The encoding is adjusted in a very simplest way, merely displaying the same

```
/nix/store/lxrn8v5aamkikg6agxwdqd1jz7746wz4-firefox-98.0.2.drv^foo.drv^bar.drv^out
|----------------------------------------------------------------------------| |-|
inner deriving path (usual encoding)                                           output name
|--------------------------------------------------------------------| |-----|
even more inner deriving path (usual encoding)                         output name
|------------------------------------------------------------| |-----|
innermost constant store path (usual encoding)                 output name
```

## Extra extensions

### `__structuredAttrs`

Historically speaking, most users of Nix made GNU Bash with a script the command run, regardless of what they were doing.
Bash variable are automatically created from env vars, but bash also supports array and string-keyed map variables in addition to string variables.
People also usually create derivations using language which also support these richer data types.
It was thus desired a way to get this data from the language "planning" the derivation to language to bash, the language evaluated at "run time".

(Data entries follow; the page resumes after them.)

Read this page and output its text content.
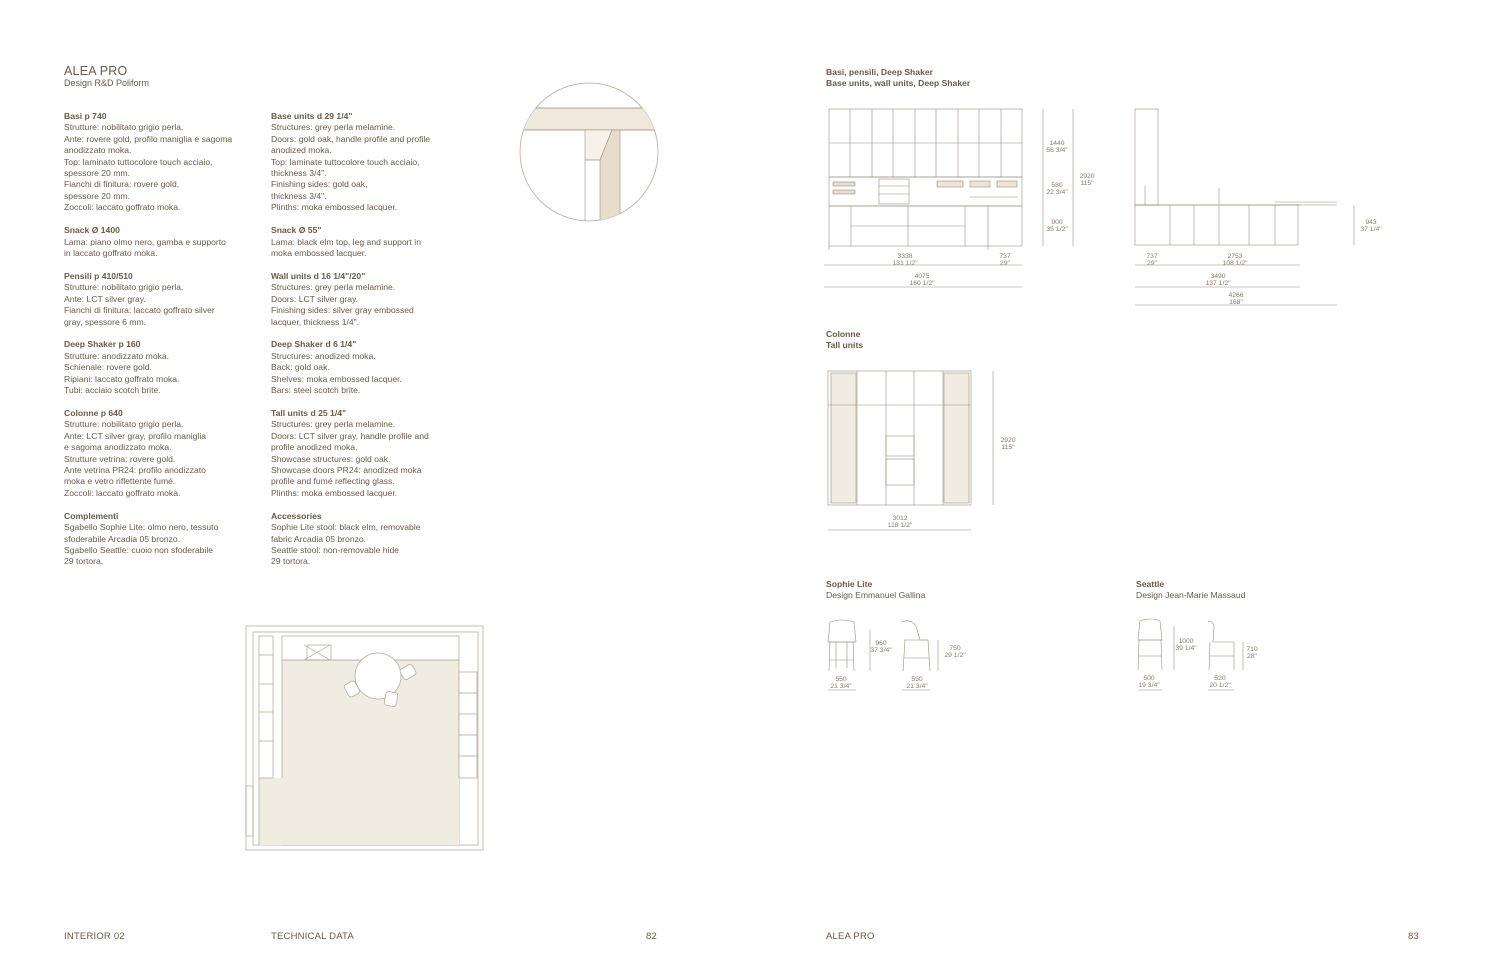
ALEA PRO
Design R&D Poliform
Basi p 740

Strutture: nobilitato grigio perla.
Ante: rovere gold, profilo maniglia e sagoma
anodizzato moka.
Top: laminato tuttocolore touch acciaio,
spessore 20 mm.
Fianchi di finitura: rovere gold,
spessore 20 mm.
Zoccoli: laccato goffrato moka.

Snack Ø 1400

Lama: piano olmo nero, gamba e supporto
in laccato goffrato moka.

Pensili p 410/510

Strutture: nobilitato grigio perla.
Ante: LCT silver gray.
Fianchi di finitura: laccato goffrato silver
gray, spessore 6 mm.

Deep Shaker p 160

Strutture: anodizzato moka.
Schienale: rovere gold.
Ripiani: laccato goffrato moka.
Tubi: acciaio scotch brite.

Colonne p 640

Strutture: nobilitato grigio perla.
Ante: LCT silver gray, profilo maniglia
e sagoma anodizzato moka.
Strutture vetrina: rovere gold.
Ante vetrina PR24: profilo anodizzato
moka e vetro riflettente fumé.
Zoccoli: laccato goffrato moka.

Complementi

Sgabello Sophie Lite: olmo nero, tessuto
sfoderabile Arcadia 05 bronzo.
Sgabello Seattle: cuoio non sfoderabile
29 tortora.

Base units d 29 1/4"

Structures: grey perla melamine.
Doors: gold oak, handle profile and profile
anodized moka.
Top: laminate tuttocolore touch acciaio,
thickness 3/4".
Finishing sides: gold oak,
thickness 3/4".
Plinths: moka embossed lacquer.

Snack Ø 55"

Lama: black elm top, leg and support in
moka embossed lacquer.

Wall units d 16 1/4"/20"

Structures: grey perla melamine.
Doors: LCT silver gray.
Finishing sides: silver gray embossed
lacquer, thickness 1/4".

Deep Shaker d 6 1/4"

Structures: anodized moka.
Back: gold oak.
Shelves: moka embossed lacquer.
Bars: steel scotch brite.

Tall units d 25 1/4"

Structures: grey perla melamine.
Doors: LCT silver gray, handle profile and
profile anodized moka.
Showcase structures: gold oak.
Showcase doors PR24: anodized moka
profile and fumé reflecting glass.
Plinths: moka embossed lacquer.

Accessories

Sophie Lite stool: black elm, removable
fabric Arcadia 05 bronzo.
Seattle stool: non-removable hide
29 tortora.

Basi, pensili, Deep Shaker
Base units, wall units, Deep Shaker
Colonne
Tall units
Sophie Lite
Design Emmanuel Gallina
Seattle
Design Jean-Marie Massaud
1440
56 3/4"
580
22 3/4"
900
35 1/2"
2920
115"
3338
131 1/2"
737
29"
4075
160 1/2"
943
37 1/4"
737
29"
2753
108 1/2"
3490
137 1/2"
4266
168"
2920
115"
3012
118 1/2"
960
37 3/4"	750
29 1/2"
550
21 3/4"
550
21 3/4"
1000
39 1/4"	710
28"
500
19 3/4"
520
20 1/2"
INTERIOR 02	TECHNICAL DATA	82	ALEA PRO	83
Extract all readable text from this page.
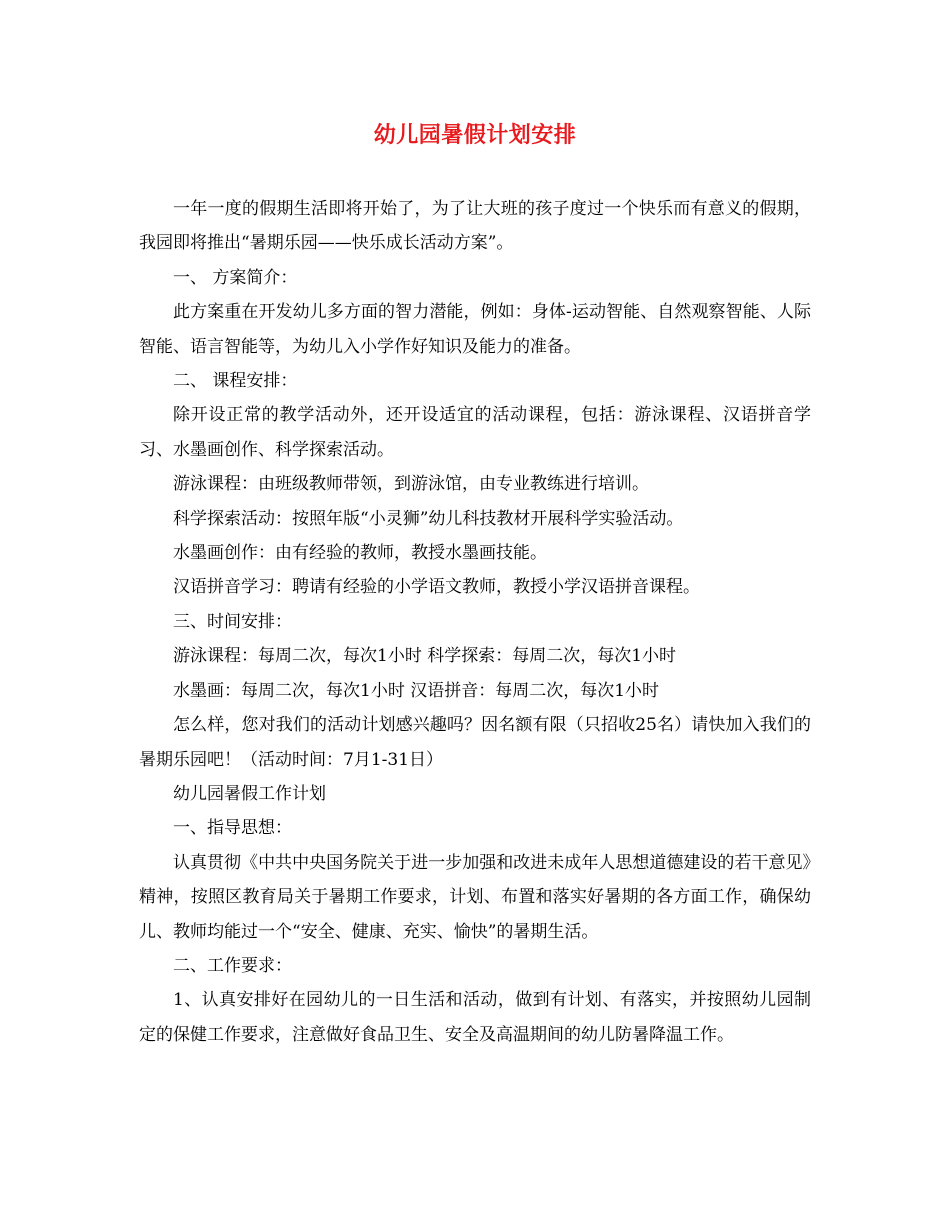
幼儿园暑假计划安排

一年一度的假期生活即将开始了，为了让大班的孩子度过一个快乐而有意义的假期，我园即将推出“暑期乐园——快乐成长活动方案”。

一、 方案简介：

此方案重在开发幼儿多方面的智力潜能，例如：身体-运动智能、自然观察智能、人际智能、语言智能等，为幼儿入小学作好知识及能力的准备。

二、 课程安排：

除开设正常的教学活动外，还开设适宜的活动课程，包括：游泳课程、汉语拼音学习、水墨画创作、科学探索活动。

游泳课程：由班级教师带领，到游泳馆，由专业教练进行培训。

科学探索活动：按照年版“小灵狮”幼儿科技教材开展科学实验活动。

水墨画创作：由有经验的教师，教授水墨画技能。

汉语拼音学习：聘请有经验的小学语文教师，教授小学汉语拼音课程。

三、时间安排：

游泳课程：每周二次，每次1小时 科学探索：每周二次，每次1小时

水墨画：每周二次，每次1小时 汉语拼音：每周二次，每次1小时

怎么样，您对我们的活动计划感兴趣吗？因名额有限（只招收25名）请快加入我们的暑期乐园吧！（活动时间：7月1-31日）

幼儿园暑假工作计划

一、指导思想：

认真贯彻《中共中央国务院关于进一步加强和改进未成年人思想道德建设的若干意见》精神，按照区教育局关于暑期工作要求，计划、布置和落实好暑期的各方面工作，确保幼儿、教师均能过一个“安全、健康、充实、愉快”的暑期生活。

二、工作要求：

1、认真安排好在园幼儿的一日生活和活动，做到有计划、有落实，并按照幼儿园制定的保健工作要求，注意做好食品卫生、安全及高温期间的幼儿防暑降温工作。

`__structuredAttrs` does this by smuggling inside the core derivation format a map of named richer data.
At run time, this becomes two things:

1. A JSON file containing that map.
2. A bash script setting those variables.

The bash command can be passed a script which will "source" that Nix-created bash script, setting those variables with the richer data.
The outer script can then do whatever it likes with those richer variables as input.

However, since derivations can already contain arbitary input sources, the vast majority of `__structuredAttrs` can be handled by upper layers.
We might consider implementing `__structuredAttrs` in higher layers in the future, and simplifying the store layer.